Les musiciens, grands enfants, sont aussi des fans. Admirateurs, à la volée, de quelques grands noms des scènes musicales bigarrées et transversales, leur béatitude les amène souvent à pousser la chansonnette avec des pygmalions insoupçonnés, à quitter quelques instants le devant de la scène pour réaliser leurs rêves harmoniques les plus secrets. Au rang des habitués du genre, Sonic Youth, groupe « presque à la mode », qui pousse vers les neon-lights des personnages cultes de l’inconnu musical (Merzbow, Ikue Mori). Et dans le grand fourre-tout du culte underground, Pascal Comelade fait figure de pape discret d’un minimalisme forcené et d’un art brut relâché. On retrouve à ses côtés, au hasard des albums, Miossec, Yann Tiersen, Robert Wyatt ou PJ Harvey. Sur cet album presque éponyme, exit le maître, place aux élèves.

Soucieux d’éviter l’écueil de la reprise, ce collectif japonais a choisi la voie de la fanfare, en opposition au dépouillement gentiment mécanique du trublion catalan.
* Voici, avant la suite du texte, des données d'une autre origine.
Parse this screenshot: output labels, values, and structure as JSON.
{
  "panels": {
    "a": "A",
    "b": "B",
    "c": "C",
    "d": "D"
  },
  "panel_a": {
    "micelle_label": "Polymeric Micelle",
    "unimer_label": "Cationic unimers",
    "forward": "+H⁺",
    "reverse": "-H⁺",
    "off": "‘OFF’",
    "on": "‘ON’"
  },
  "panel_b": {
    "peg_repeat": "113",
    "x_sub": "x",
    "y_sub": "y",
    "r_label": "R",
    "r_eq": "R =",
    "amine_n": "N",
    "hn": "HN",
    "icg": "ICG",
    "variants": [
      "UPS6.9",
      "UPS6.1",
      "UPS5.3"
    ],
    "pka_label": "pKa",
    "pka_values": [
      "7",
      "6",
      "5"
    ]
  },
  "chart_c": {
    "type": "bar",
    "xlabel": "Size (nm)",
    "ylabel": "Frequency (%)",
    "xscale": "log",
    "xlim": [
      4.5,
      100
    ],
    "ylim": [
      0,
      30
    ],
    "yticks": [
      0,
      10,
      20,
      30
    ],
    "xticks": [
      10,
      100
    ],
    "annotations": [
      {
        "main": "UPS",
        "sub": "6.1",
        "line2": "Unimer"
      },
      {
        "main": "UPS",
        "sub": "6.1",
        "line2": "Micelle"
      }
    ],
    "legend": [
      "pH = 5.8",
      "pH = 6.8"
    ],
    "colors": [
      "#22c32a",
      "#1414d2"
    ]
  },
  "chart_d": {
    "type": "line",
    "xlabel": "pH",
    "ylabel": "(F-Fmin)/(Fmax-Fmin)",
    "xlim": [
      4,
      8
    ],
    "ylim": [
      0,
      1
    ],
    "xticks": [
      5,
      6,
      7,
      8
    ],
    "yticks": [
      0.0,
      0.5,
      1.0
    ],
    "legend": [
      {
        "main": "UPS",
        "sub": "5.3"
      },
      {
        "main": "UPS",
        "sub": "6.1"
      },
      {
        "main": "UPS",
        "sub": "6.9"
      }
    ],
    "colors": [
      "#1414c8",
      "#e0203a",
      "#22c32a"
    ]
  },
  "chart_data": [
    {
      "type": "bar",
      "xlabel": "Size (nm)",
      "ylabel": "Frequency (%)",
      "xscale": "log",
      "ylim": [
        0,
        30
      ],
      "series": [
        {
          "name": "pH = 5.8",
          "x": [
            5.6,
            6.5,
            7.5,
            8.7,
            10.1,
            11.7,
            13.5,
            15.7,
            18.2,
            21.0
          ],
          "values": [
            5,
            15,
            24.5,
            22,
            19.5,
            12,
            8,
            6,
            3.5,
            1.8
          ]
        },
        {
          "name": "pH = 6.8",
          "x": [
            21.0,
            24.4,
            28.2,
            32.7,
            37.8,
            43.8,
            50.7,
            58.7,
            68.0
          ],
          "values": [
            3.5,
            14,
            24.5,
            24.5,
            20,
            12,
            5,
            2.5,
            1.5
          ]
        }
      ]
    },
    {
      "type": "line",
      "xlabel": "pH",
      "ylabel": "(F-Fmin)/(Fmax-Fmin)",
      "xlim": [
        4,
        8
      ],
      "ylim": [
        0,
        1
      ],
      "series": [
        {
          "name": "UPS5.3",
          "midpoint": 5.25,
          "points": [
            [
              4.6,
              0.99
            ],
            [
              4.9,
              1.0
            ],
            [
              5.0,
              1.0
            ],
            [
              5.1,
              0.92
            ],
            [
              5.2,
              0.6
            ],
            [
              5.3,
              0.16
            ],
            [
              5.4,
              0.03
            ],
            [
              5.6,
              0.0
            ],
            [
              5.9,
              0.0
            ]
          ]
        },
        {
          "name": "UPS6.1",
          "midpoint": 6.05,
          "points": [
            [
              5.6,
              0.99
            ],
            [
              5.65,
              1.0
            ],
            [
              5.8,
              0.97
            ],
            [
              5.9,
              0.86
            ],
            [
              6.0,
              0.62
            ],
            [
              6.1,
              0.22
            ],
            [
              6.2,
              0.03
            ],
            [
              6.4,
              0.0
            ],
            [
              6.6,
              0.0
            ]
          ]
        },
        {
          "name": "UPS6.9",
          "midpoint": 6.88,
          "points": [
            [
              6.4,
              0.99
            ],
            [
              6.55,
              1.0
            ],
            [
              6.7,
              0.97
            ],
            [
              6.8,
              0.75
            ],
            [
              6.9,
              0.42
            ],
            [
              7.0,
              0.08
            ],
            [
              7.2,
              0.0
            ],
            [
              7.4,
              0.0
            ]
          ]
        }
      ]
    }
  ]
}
La formation, étoffée, rappelle les heures du Bel Canto Orquestra, groupe éclaté où Comelade côtoyait Jac Berrocal et Pierre Bastien, instrumentistes géniaux et amis de longue date. Le line-up, dirigé en douceur par Rocket Matsu, fait la part belle aux instruments comeladiens : pianica, mandolines, accordéons, toy-pianos, ukulele, scie musicale et autres mécanos musicaux. Le résultat, plus orchestral, ne tombe jamais pour autant dans la grandiloquence. Les thèmes, ritournelles simples et obsédantes, se font moins hispanisants, sans pour autant partir dans la relecture nippone traditionnelle. C’est bien d’ailleurs la réussite de cet album très cohérent que de faire cohabiter des cultures musicales éloignées en une rencontre fortuite sur fonds d’airs enfantins et d’aria populaires nostalgiques. Une musique nonchalante et troublante, facile sans être sucrée. Un exercice de relecture réussi.